In treatment, we were taught along the lines of the 12x12, that the Power Greater than ourselves was the group - two or more sober alcoholics had more wisdom than my detoxing self. We were encouraged to say out loud whatever crazy thought was doing laps in our brain - thoughts about getting high, a crush, a fear - to take the power out of the idea, and to get input. That still works. If I'm obsessing on an outcome, a scenario, a "what if?!," saying it out loud to a friend, adviser, or the group either exposes the fantasy for what it is, or helps me gain perspective. I also use a "God Box" - a container full of slips of paper with various concerns and worries jotted down. Work stuff, health (mine or others), financial future, particular people - all those things that can course through  my mind in a given day (and it's the thoughts that run over & over that make it to the box). Writing them down and closing the lid can, at least temporarily, halt my ruminations, which is very much a return to sanity. (I recently learned a good follow up: open the God Box in a few months and jot down the solutions for each issue - a nice bit of closure, and evidence that life works itself out better without my attempts to control).

So where am I insane today? I have been restored to sanity in regards to my substance use, one day at a time, but where else does my thinking veer off into no-man's land? Maybe in the ways I try to exert my will onto my spouse? Thinking I can eat like a marathoner when I'm only running 10k's? Those moments when I forget that Higher Power is in charge? When I try to figure out details of my retirement, a full two years from now (especially with the volatile stock market - will I retire in 2020? Won't I?!)?  
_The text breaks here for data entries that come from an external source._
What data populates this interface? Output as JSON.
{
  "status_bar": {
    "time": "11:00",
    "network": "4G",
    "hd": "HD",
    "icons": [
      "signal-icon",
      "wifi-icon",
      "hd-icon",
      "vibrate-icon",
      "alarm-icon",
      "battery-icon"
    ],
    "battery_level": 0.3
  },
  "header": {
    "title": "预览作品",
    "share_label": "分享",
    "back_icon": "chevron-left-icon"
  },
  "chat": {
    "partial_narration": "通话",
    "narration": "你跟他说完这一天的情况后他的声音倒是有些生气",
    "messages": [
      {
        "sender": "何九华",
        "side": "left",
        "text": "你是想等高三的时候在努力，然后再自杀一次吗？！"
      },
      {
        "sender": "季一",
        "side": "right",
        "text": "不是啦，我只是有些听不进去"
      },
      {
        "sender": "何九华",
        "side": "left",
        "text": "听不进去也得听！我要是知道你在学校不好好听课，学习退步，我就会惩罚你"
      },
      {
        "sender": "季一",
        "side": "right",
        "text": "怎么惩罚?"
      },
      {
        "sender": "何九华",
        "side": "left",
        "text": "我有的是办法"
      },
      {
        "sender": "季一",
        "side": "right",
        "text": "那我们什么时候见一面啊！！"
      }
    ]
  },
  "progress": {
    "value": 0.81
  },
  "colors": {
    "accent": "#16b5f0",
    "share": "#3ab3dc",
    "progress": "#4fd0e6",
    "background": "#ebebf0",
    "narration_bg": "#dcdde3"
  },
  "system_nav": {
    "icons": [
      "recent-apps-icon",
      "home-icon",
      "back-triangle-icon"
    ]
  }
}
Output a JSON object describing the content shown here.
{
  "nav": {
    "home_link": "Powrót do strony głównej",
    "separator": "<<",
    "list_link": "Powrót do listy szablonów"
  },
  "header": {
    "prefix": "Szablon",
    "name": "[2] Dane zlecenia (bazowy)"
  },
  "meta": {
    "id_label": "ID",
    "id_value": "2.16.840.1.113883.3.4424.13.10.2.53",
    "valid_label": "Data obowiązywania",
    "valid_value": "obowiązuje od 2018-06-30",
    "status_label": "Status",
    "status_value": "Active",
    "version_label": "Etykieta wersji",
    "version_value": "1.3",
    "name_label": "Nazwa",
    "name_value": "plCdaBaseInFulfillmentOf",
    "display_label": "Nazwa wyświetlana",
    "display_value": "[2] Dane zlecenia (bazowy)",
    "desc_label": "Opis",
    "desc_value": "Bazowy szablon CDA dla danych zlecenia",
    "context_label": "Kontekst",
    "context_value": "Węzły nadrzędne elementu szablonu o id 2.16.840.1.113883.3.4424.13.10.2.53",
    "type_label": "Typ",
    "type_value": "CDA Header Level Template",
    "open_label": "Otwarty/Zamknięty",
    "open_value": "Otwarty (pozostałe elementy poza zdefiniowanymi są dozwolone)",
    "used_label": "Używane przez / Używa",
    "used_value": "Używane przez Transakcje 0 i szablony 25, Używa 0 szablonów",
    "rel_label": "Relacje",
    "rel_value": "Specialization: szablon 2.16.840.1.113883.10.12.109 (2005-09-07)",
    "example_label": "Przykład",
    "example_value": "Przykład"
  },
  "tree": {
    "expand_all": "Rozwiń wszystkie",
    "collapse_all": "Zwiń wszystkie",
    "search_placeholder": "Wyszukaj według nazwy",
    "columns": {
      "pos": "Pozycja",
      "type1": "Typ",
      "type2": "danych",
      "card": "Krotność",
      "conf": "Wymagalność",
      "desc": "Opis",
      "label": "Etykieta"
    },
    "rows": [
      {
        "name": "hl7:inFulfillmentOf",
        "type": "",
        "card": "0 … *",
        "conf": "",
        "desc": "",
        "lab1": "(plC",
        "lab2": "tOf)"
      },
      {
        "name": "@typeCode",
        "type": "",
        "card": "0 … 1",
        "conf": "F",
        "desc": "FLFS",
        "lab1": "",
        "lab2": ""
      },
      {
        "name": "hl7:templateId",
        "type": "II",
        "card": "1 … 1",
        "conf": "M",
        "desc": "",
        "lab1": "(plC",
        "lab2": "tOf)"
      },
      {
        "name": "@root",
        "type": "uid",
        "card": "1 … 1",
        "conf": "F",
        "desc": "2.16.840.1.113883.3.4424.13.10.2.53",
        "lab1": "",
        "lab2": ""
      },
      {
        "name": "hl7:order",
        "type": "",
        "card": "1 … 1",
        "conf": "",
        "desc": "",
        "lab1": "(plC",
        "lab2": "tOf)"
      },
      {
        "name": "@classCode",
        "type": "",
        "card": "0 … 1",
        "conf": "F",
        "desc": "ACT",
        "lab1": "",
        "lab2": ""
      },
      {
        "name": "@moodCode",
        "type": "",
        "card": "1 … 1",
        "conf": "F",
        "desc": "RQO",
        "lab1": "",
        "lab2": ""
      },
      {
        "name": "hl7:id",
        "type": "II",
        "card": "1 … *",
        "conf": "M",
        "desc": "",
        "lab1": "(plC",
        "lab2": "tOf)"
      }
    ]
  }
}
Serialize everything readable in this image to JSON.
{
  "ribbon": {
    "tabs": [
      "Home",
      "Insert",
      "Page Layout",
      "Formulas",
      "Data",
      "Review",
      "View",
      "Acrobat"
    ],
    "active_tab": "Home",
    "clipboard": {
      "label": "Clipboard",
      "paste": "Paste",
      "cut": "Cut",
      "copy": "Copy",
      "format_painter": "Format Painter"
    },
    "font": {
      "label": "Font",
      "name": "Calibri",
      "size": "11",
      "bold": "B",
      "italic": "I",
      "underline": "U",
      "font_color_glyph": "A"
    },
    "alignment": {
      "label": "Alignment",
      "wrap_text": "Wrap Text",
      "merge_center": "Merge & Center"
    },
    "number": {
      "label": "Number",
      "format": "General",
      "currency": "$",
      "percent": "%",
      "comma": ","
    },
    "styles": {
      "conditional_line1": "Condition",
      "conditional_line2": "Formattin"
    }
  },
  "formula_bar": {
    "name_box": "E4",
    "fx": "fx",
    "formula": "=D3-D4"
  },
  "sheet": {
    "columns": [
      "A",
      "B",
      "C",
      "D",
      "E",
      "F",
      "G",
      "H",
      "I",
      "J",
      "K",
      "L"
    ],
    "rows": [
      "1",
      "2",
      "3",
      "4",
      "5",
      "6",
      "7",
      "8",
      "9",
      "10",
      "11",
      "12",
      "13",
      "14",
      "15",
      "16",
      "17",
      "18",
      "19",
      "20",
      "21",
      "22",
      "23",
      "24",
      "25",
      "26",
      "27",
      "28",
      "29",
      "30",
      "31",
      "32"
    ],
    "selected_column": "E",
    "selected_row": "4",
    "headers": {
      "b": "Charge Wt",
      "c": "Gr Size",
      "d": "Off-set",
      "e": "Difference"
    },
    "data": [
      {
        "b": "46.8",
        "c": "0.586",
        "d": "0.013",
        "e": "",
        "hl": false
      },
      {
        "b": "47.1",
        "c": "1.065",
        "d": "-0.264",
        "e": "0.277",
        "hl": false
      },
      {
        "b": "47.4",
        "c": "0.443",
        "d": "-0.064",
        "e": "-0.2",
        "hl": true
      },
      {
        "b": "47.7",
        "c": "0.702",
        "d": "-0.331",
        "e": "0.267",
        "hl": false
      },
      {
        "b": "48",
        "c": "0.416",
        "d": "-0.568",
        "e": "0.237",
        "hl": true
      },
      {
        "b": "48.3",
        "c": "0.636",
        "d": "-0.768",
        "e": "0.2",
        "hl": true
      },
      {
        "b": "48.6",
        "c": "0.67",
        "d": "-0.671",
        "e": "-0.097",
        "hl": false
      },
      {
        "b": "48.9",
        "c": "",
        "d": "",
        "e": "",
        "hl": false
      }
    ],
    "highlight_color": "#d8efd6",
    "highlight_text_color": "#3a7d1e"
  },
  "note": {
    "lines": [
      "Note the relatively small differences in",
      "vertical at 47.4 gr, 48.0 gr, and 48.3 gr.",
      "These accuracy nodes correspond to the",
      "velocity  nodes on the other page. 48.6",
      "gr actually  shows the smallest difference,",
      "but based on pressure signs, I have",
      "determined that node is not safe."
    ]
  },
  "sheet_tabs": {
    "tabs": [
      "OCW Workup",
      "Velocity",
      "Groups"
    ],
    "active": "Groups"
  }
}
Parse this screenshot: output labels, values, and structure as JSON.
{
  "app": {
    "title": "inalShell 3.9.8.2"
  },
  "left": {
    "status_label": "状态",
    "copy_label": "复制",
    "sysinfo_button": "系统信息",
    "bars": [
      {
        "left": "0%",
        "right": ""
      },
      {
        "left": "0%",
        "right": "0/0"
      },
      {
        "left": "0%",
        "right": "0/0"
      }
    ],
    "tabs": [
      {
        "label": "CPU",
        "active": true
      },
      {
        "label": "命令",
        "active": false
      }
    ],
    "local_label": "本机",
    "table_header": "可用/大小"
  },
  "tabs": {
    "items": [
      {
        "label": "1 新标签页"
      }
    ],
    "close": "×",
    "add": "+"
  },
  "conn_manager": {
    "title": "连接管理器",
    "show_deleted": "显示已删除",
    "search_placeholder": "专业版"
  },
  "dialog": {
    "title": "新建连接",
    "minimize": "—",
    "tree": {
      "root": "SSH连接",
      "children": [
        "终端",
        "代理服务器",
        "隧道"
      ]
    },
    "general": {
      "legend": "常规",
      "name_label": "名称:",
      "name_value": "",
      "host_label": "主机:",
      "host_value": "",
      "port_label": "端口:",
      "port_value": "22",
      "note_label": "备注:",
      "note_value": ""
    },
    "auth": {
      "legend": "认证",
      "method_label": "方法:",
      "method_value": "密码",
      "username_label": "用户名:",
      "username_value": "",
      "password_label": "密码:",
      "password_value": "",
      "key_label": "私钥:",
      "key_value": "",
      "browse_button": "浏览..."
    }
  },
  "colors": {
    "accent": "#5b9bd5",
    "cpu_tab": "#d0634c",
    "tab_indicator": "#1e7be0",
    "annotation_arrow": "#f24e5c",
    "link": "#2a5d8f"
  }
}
I used to be able to outrun the internal discomfort that came with the cognitive dissonance between my brain and reality (i.e. my mind is walking down the garden path while my butt in is a chair at a meeting). Coffee worked, chasing a potential relationship,sometimes shopping...  anything for that momentary thrill that transported me from whatever discomfort I was feeling. But as I heard in one of my women's groups recently, the old distractions simply don't work anymore. Maybe that's what is meant by "the road gets narrower." I can see my own B.S. in real time whereas in the past it would take post-crash inventories to get at the truth.

And the capital "T" truth is that all is well. I am human, with worries and fears and emotions around situations. I can acknowledge those feelings, whether they feel good or not in the moment, knowing, through experience, that they will dissipate if I simply allow the process. Sometimes that takes a good cry (or two or three), sometimes it does involve putting pen to paper. Sometimes it simply means saying "oh, hello fear (or insecurity, or anger, or whatever). What is it you need?"  I don't always have the answer, but it does come when I can quiet myself enough to listen.

That, to me, is being restored to sanity. I recently listened to a speaker CD where the person giving the talk described Steps One through Nine as being vehicles to clear the mental clutter so that we can hear the still, small voice of wisdom within. Sometimes quickly, sometimes slowly... 

So as I embrace Step Two during this month of February, teasing us in the northwest with daffodil shoots and daphne blooms, I give thanks for all the ways I am restored to sanity when I but ask. Ask, and remember that "figure it out" isn't one of the Steps.

What causes the insanity of your "isms" to flare? What might belong in your God Box? What does it mean to you, today, to be restored to sanity?